The Doctors Revisited - SYLVESTER McCOY

Andrew Jero continues his daily retrospective of each Doctor's era. Today it's the turn of the Seventh, Sylvester McCoy.

The fourth in my series of articles where I will be taking you through each of the Doctor's eras. I've been approaching this retrospective in ascending order of personal preference, and although Sylvester McCoy is only my 9th favorite Doctor, from here on out the good far outweighs the bad. I'll offer up two examples of the Seventh Doctor's better stories, two middle of the road stories and two of his worst stories, and with those pieces of evidence attempt to justify his position on my list.

Sylvester McCoy’s time on Doctor Who used to be my least favorite, but within the last two years I have reassessed the era and it has grown in my estimation - well, aside from season 24, which is my least favorite season of all. It's a year that is hard for anyone to defend.

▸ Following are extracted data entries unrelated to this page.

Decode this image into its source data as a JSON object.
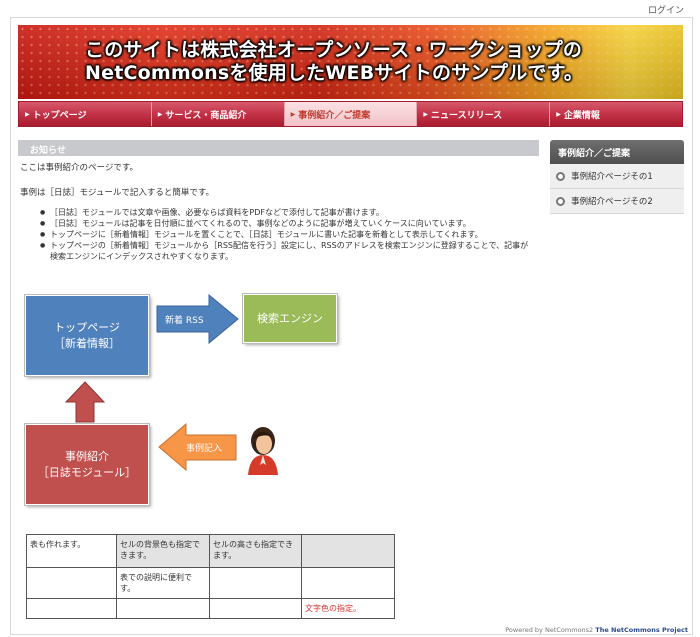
{
  "header": {
    "login": "ログイン",
    "banner_line1": "このサイトは株式会社オープンソース・ワークショップの",
    "banner_line2": "NetCommonsを使用したWEBサイトのサンプルです。"
  },
  "nav": {
    "items": [
      {
        "label": "トップページ"
      },
      {
        "label": "サービス・商品紹介"
      },
      {
        "label": "事例紹介／ご提案"
      },
      {
        "label": "ニュースリリース"
      },
      {
        "label": "企業情報"
      }
    ],
    "active_index": 2
  },
  "main": {
    "box_title": "お知らせ",
    "intro": "ここは事例紹介のページです。",
    "lead": "事例は［日誌］モジュールで記入すると簡単です。",
    "bullets": [
      "［日誌］モジュールでは文章や画像、必要ならば資料をPDFなどで添付して記事が書けます。",
      "［日誌］モジュールは記事を日付順に並べてくれるので、事例などのように記事が増えていくケースに向いています。",
      "トップページに［新着情報］モジュールを置くことで、［日誌］モジュールに書いた記事を新着として表示してくれます。",
      "トップページの［新着情報］モジュールから［RSS配信を行う］設定にし、RSSのアドレスを検索エンジンに登録することで、記事が検索エンジンにインデックスされやすくなります。"
    ]
  },
  "diagram": {
    "top_box_line1": "トップページ",
    "top_box_line2": "［新着情報］",
    "search_box": "検索エンジン",
    "rss_label": "新着 RSS",
    "case_box_line1": "事例紹介",
    "case_box_line2": "［日誌モジュール］",
    "entry_label": "事例記入",
    "colors": {
      "blue": "#4f81bd",
      "green": "#9bbb59",
      "red": "#c0504d",
      "orange": "#f79646"
    }
  },
  "table": {
    "rows": [
      [
        "表も作れます。",
        "セルの背景色も指定できます。",
        "セルの高さも指定できます。",
        ""
      ],
      [
        "",
        "表での説明に便利です。",
        "",
        ""
      ],
      [
        "",
        "",
        "",
        "文字色の指定。"
      ]
    ]
  },
  "sidebar": {
    "title": "事例紹介／ご提案",
    "items": [
      {
        "label": "事例紹介ページその1"
      },
      {
        "label": "事例紹介ページその2"
      }
    ]
  },
  "footer": {
    "powered_prefix": "Powered by NetCommons2",
    "powered_project": "The NetCommons Project"
  }
}
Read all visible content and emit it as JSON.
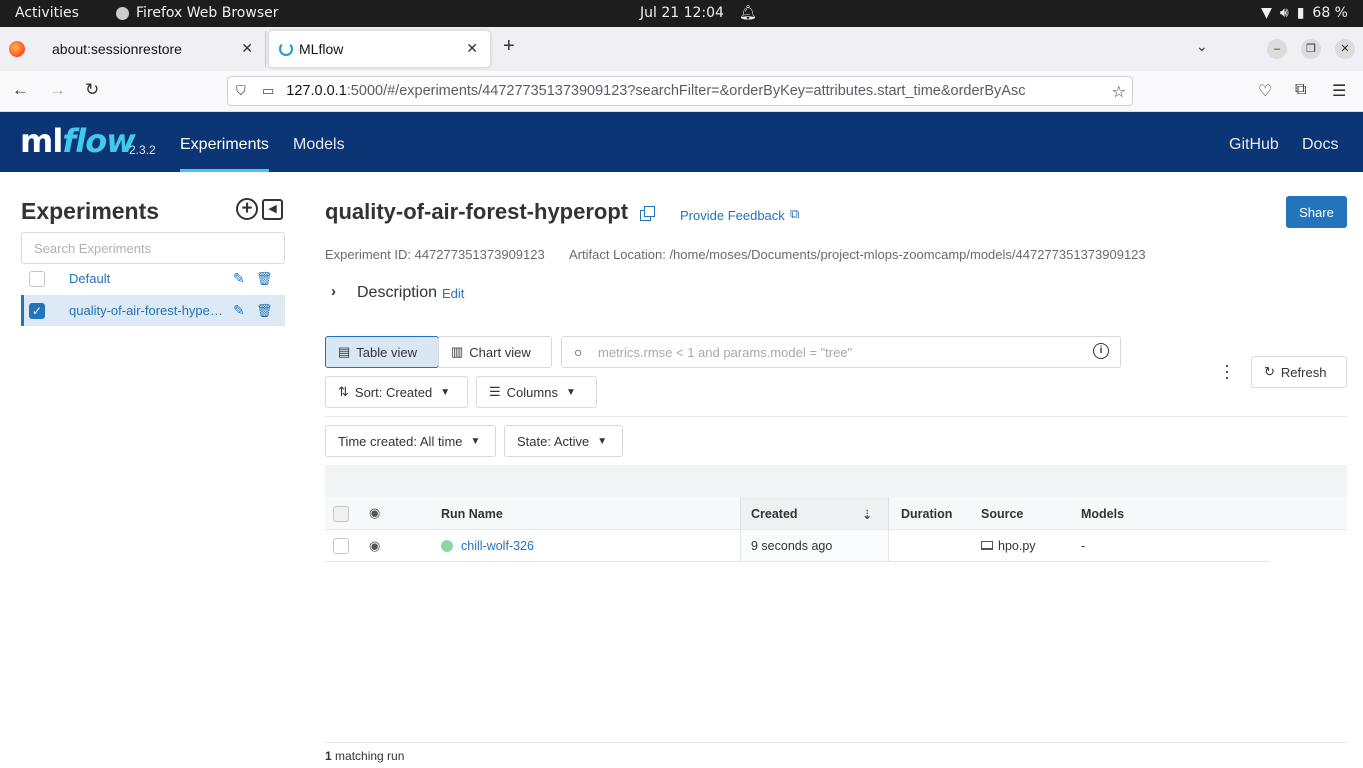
{
  "system_bar": {
    "activities": "Activities",
    "app_name": "Firefox Web Browser",
    "clock": "Jul 21  12:04",
    "battery": "68 %"
  },
  "browser": {
    "tabs": [
      {
        "label": "about:sessionrestore",
        "active": false
      },
      {
        "label": "MLflow",
        "active": true
      }
    ],
    "url_host": "127.0.0.1",
    "url_rest": ":5000/#/experiments/447277351373909123?searchFilter=&orderByKey=attributes.start_time&orderByAsc"
  },
  "mlflow": {
    "logo_ml": "ml",
    "logo_flow": "flow",
    "version": "2.3.2",
    "nav": {
      "experiments": "Experiments",
      "models": "Models",
      "github": "GitHub",
      "docs": "Docs"
    },
    "accent_color": "#2374bb",
    "header_color": "#0b3574"
  },
  "sidebar": {
    "title": "Experiments",
    "search_placeholder": "Search Experiments",
    "experiments": [
      {
        "name": "Default",
        "checked": false
      },
      {
        "name": "quality-of-air-forest-hyperopt",
        "checked": true
      }
    ]
  },
  "experiment": {
    "title": "quality-of-air-forest-hyperopt",
    "feedback_link": "Provide Feedback",
    "share_label": "Share",
    "id_text": "Experiment ID: 447277351373909123",
    "artifact_text": "Artifact Location: /home/moses/Documents/project-mlops-zoomcamp/models/447277351373909123",
    "description_label": "Description",
    "description_edit": "Edit"
  },
  "toolbar": {
    "table_view": "Table view",
    "chart_view": "Chart view",
    "search_placeholder": "metrics.rmse < 1 and params.model = \"tree\"",
    "refresh": "Refresh",
    "sort": "Sort: Created",
    "columns": "Columns",
    "time_filter": "Time created: All time",
    "state_filter": "State: Active"
  },
  "table": {
    "headers": {
      "run_name": "Run Name",
      "created": "Created",
      "duration": "Duration",
      "source": "Source",
      "models": "Models"
    },
    "rows": [
      {
        "run_name": "chill-wolf-326",
        "created": "9 seconds ago",
        "duration": "",
        "source": "hpo.py",
        "models": "-"
      }
    ]
  },
  "footer": {
    "count": "1",
    "count_suffix": " matching run"
  }
}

My favorite story from the Seventh Doctors era is also the penultimate story of the classic series and the third in one of my favorite ever seasons, The Curse of Fenric. The story takes place during World War II and does a beautiful job of expanding the mythology of Ace. Unfortunately, having Ghost Light and The Curse of Fenric follow each other it makes McCoy’s Doctor seem like a horrible person when you consider what he does in regards to Ace- making her face her fears in Ghost Light as well as making her deal with her relationship with her mother in Fenric. But all the same, Fenric is a beautifully written story, the Haemavores are really cool and provide a darker feel, the guest cast are all amazing which makes the whole thing an absolute joy to watch!

My second favorite Sylvester McCoy story is The Greatest Show in the Galaxy! Whilst the rap is very meh, the story itself is dark, witty and entertaining. The idea of clowns in a hearse is one of the scariest things Doctor Who has ever done, and brings a real sense of horror to the episode. Despite the entire story being shot inside a tent due to a strike, the episode holds up well, with one of my favorite scores in the classic series, as well as beautiful direction from Alan Wareing. McCoy begins to really grow in his performances from here on out, while Remembrance was good, this was the beginning of great for the Seventh Doctor's era. The end for season 25 earns a solid 8 out of 10.

Now to the middle of the road McCoy stories, and I’ll start with the only story from the twenty-fourth season that’s actually worth watching, Paradise Towers. A story where the biggest problem is the execution; had this been made during the time of Philip Hinchcliffe then the lighting wouldn’t be full on bright, and so the mood of the story would be perfect. Also the Kangs would be completely horrifying which would’ve elevated the whole thing to a completely different level. But instead we have an over lit directionless adventure, with the worst companion ever - Mel. The score is easily one of the worst and leaves the audience wishing they had just put the subtitles on. Yet despite all this, the actual story works, and is still enjoyable.

Closing out season 24 was a story that introduced us to Ace, Dragonfire. Its parts are better than its whole; Glitz is most definitely the highlight, alongside the melting of Kane’s face in part three. The story itself holds up well as it strays away a little from the comedy of the previous three season 24 adventures - although the actual cliffhanger is one of the worst moments in all of Doctor Who. McCoy does an okay job here but really doesn’t begin to shine until the start of season 25 and his only encounter with the Daleks on screen. The dragon itself isn’t bad and is a step forward in terms of production value, paving the way for what is, in my opinion, some of the best looking creatures ever seen in Doctor Who who grace the screen during Battlefield and The Curse of Fenric.

The worst of the Sylvester McCoy stories in my opinion are Delta and the Bannermen and Time and the Rani. Both of which are in my all time bottom five. Delta and the Bannermen is one of the poorest pieces of television to ever have been broadcast, it is a story that I only dared to revisit during a marathon about a year ago. I really can't find a good thing to say about it, the plot makes no sense, the story contains the worst collective acting job in all of Doctor Who, with the entire supporting cast just terrible, but none of them worse than Bonnie Langford. And I can’t forgive or forget Ken Dodd’s horrid performance as the Tollmaster -the worst of John Nathan-Turner's stunt casting. Why this was ever green lit is beyond me, poor Sylvester McCoy must've wondered what on Earth he'd gotten himself into.

Time and the Rani is an insult to any fan of Doctor Who. It gives us the worst possible send off for any Doctor, and then presents us with 4 episode of post regeneration nonsense. It's another where the plot makes absolutely no sense, and is a true waste of the Rani and any potential the character may have had prior to this. The only way I can think that they could've saved this debacle is if Mel had died inside the pink bubble. That would’ve been enough to forgive everything else that is wrong with Time and the Rani.

Overall the Seventh Doctor's time was a little hit and miss - if we could erase season 24 then it would be mainly all 'hit'! It was an era that got stronger as it went along, ending in a run of five top notch stories - Greatest Show In The Galaxy, Battlefield, Ghost Light, The Curse of Fenric and Survival. Not a bad legacy really.